Drancy : Le gendarme Camille Mathieu, Juste parmi les nations

Gendarme au camp de Drancy, Camille Mathieu avait 26 ans quand il a aidé des internés juifs à s’évader: un acte  exceptionnel qui lui vaut le titre de Juste parmi les nations mais dont cet homme modeste, aujourd’hui centenaire, n’aime pas parler: « c’était ma conscience à moi ». Im besetzten Gebiet. (Frankreich) Festnahme von Juden in Paris. Eingang zum Lager. Aug. 41
Né le 17 janvier 1915 à Lignières, petit village dans l’Aube, Camille Mathieu travaille dans la ferme de ses parents jusqu’à son service militaire.   En 1939, il rejoint la 22e légion de gendarmerie mobile de Paris, basée à Drancy, à 5 km au nord de la capitale. Jouxtant la caserne, un bâtiment inachevé en forme de U, destiné à loger des ouvriers, est réquisitionné par les Allemands et transformé en camp d’internement. Camille Mathieu est affecté à la garde extérieure du camp.
Le 20 août, des milliers d’hommes juifs sont arrêtés dans le 11e arrondissement de la capitale et conduits à Drancy, en application des lois sur le statut des Juifs d’octobre 1940. Inquiètes, leurs femmes assiègent le camp mais sont violemment repoussées par les gendarmes.
Deux d’entre elles, Yunka Fuchs et Adèle Herzberg, décident de passer la nuit dans un hôtel à Drancy pour tenter leur chance au petit matin.

Ils étaient pour nous l’espoir

Juché sur un mirador, Camille Mathieu les aperçoit rôdant autour du camp et leur intime l’ordre de s’éloigner. Puis, cédant à leurs supplications, leur souffle de laisser un papier avec leur adresse au pied du mirador.

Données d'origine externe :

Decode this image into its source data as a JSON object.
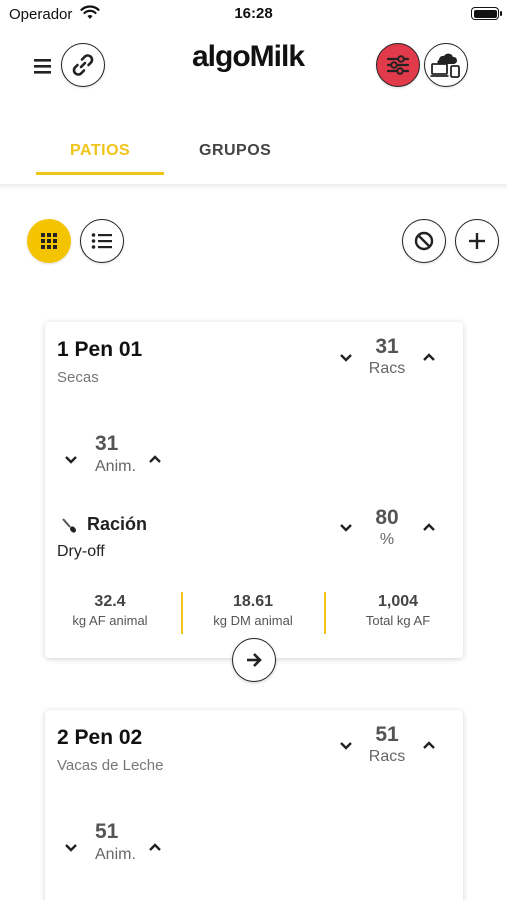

Dix jours plus tard, Mme Fuchs a la surprise de recevoir la visite de Camille et de sa femme Denise, qui offrent de les aider.

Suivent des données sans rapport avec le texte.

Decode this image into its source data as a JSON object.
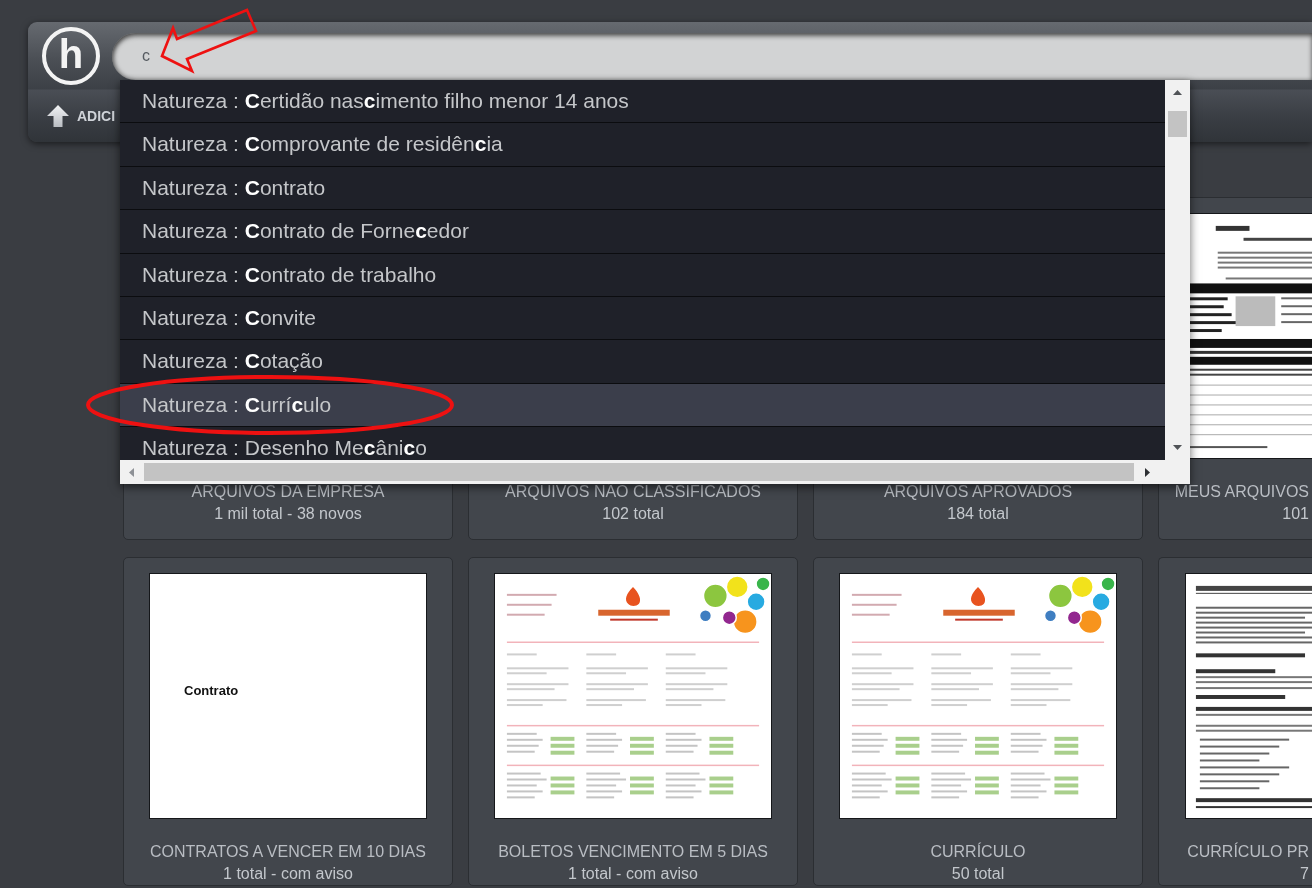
{
  "header": {
    "logo": {
      "text": "h"
    },
    "search": {
      "value": "c",
      "annotation": {
        "kind": "arrow"
      }
    },
    "toolbar": {
      "buttons": [
        {
          "label": "ADICI"
        }
      ]
    }
  },
  "suggestions": {
    "items": [
      {
        "text": "Natureza : **C**ertidão nas**c**imento filho menor 14 anos",
        "selected": false
      },
      {
        "text": "Natureza : **C**omprovante de residên**c**ia",
        "selected": false
      },
      {
        "text": "Natureza : **C**ontrato",
        "selected": false
      },
      {
        "text": "Natureza : **C**ontrato de Forne**c**edor",
        "selected": false
      },
      {
        "text": "Natureza : **C**ontrato de trabalho",
        "selected": false
      },
      {
        "text": "Natureza : **C**onvite",
        "selected": false
      },
      {
        "text": "Natureza : **C**otação",
        "selected": false
      },
      {
        "text": "Natureza : **C**urrí**c**ulo",
        "selected": true,
        "annotation": {
          "kind": "ellipse"
        }
      },
      {
        "text": "Natureza : Desenho Me**c**âni**c**o",
        "selected": false
      }
    ]
  },
  "tiles": [
    {
      "title": "ARQUIVOS DA EMPRESA",
      "subtitle": "1 mil total - 38 novos"
    },
    {
      "title": "ARQUIVOS NÃO CLASSIFICADOS",
      "subtitle": "102 total"
    },
    {
      "title": "ARQUIVOS APROVADOS",
      "subtitle": "184 total"
    },
    {
      "title": "MEUS ARQUIVOS",
      "subtitle": "101",
      "thumbnail": {
        "kind": "form"
      }
    },
    {
      "title": "CONTRATOS A VENCER EM 10 DIAS",
      "subtitle": "1 total - com aviso",
      "thumbnail": {
        "kind": "title",
        "text": "Contrato"
      }
    },
    {
      "title": "BOLETOS VENCIMENTO EM 5 DIAS",
      "subtitle": "1 total - com aviso",
      "thumbnail": {
        "kind": "brochure"
      }
    },
    {
      "title": "CURRÍCULO",
      "subtitle": "50 total",
      "thumbnail": {
        "kind": "brochure"
      }
    },
    {
      "title": "CURRÍCULO PR",
      "subtitle": "7",
      "thumbnail": {
        "kind": "letter"
      }
    }
  ]
}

« A partir de ce moment, tantôt lui, tantôt son épouse, nous ont aidés avec le plus grand dévouement, se chargeant de notre courrier et aussi de quelque subsistance, petits colis pas trop voyants pour ne pas être pris (…), ils étaient pour nous ce que les mots ne peuvent exprimer dans un pareil moment: l’Espoir », a écrit Simon Fuchs dans son témoignage au département des Justes de Yad Vashem en février 1975.

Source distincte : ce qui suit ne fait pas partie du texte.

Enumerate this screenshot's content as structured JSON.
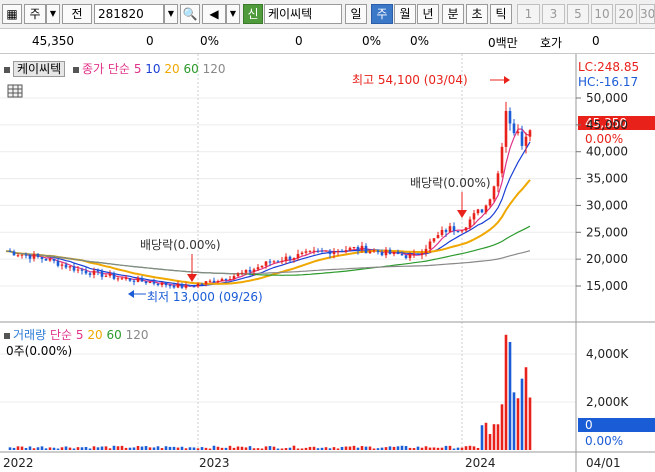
{
  "toolbar": {
    "market": "주",
    "prev_label": "전",
    "code": "281820",
    "credit_badge": "신",
    "stock_name": "케이씨텍",
    "periods": [
      "일",
      "주",
      "월",
      "년",
      "분",
      "초",
      "틱"
    ],
    "selected_period": "주",
    "counts": [
      "1",
      "3",
      "5",
      "10",
      "20",
      "30"
    ]
  },
  "infobar": {
    "price": "45,350",
    "change": "0",
    "change_rate": "0%",
    "volume": "0",
    "vol_rate": "0%",
    "extra_rate": "0%",
    "amount": "0백만",
    "quote_label": "호가",
    "quote_value": "0"
  },
  "price_panel": {
    "name": "케이씨텍",
    "ma_label": "종가 단순",
    "ma_periods": [
      "5",
      "10",
      "20",
      "60",
      "120"
    ],
    "lc_label": "LC:248.85",
    "hc_label": "HC:-16.17",
    "current_price_label": "45,350",
    "current_change_label": "0.00%",
    "axis_ticks": [
      "50,000",
      "45,000",
      "40,000",
      "35,000",
      "30,000",
      "25,000",
      "20,000",
      "15,000"
    ],
    "high_annotation": "최고 54,100 (03/04)",
    "low_annotation": "최저 13,000 (09/26)",
    "dividend_annotation_1": "배당락(0.00%)",
    "dividend_annotation_2": "배당락(0.00%)"
  },
  "volume_panel": {
    "title": "거래량",
    "ma_label": "단순",
    "ma_periods": [
      "5",
      "20",
      "60",
      "120"
    ],
    "value_label": "0주(0.00%)",
    "axis_ticks": [
      "4,000K",
      "2,000K"
    ],
    "current_value": "0",
    "current_rate": "0.00%"
  },
  "x_axis": {
    "labels": [
      "2022",
      "2023",
      "2024",
      "04/01"
    ]
  },
  "colors": {
    "up": "#e8221b",
    "down": "#1a5bd6",
    "ma5": "#e0338a",
    "ma10": "#1a3fd6",
    "ma20": "#f0a800",
    "ma60": "#2b9a2b",
    "ma120": "#888888"
  }
}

Dans le camp, les conditions de vie sont terribles: on meurt de faim et les gendarmes font preuve d’une brutalité inouïe à l’égard des internés parmi lesquels figurent pourtant de hauts gradés médaillés de la Première guerre.
En novembre 1941, une occasion unique se présente. Le chef de la section IV-J de la Gestapo, Theo Dannecker, un antisémite fanatique, part se marier en Allemagne et le médecin de la préfecture de police de Paris satisfait une demande de la Croix-Rouge en autorisant la libération des détenus malades.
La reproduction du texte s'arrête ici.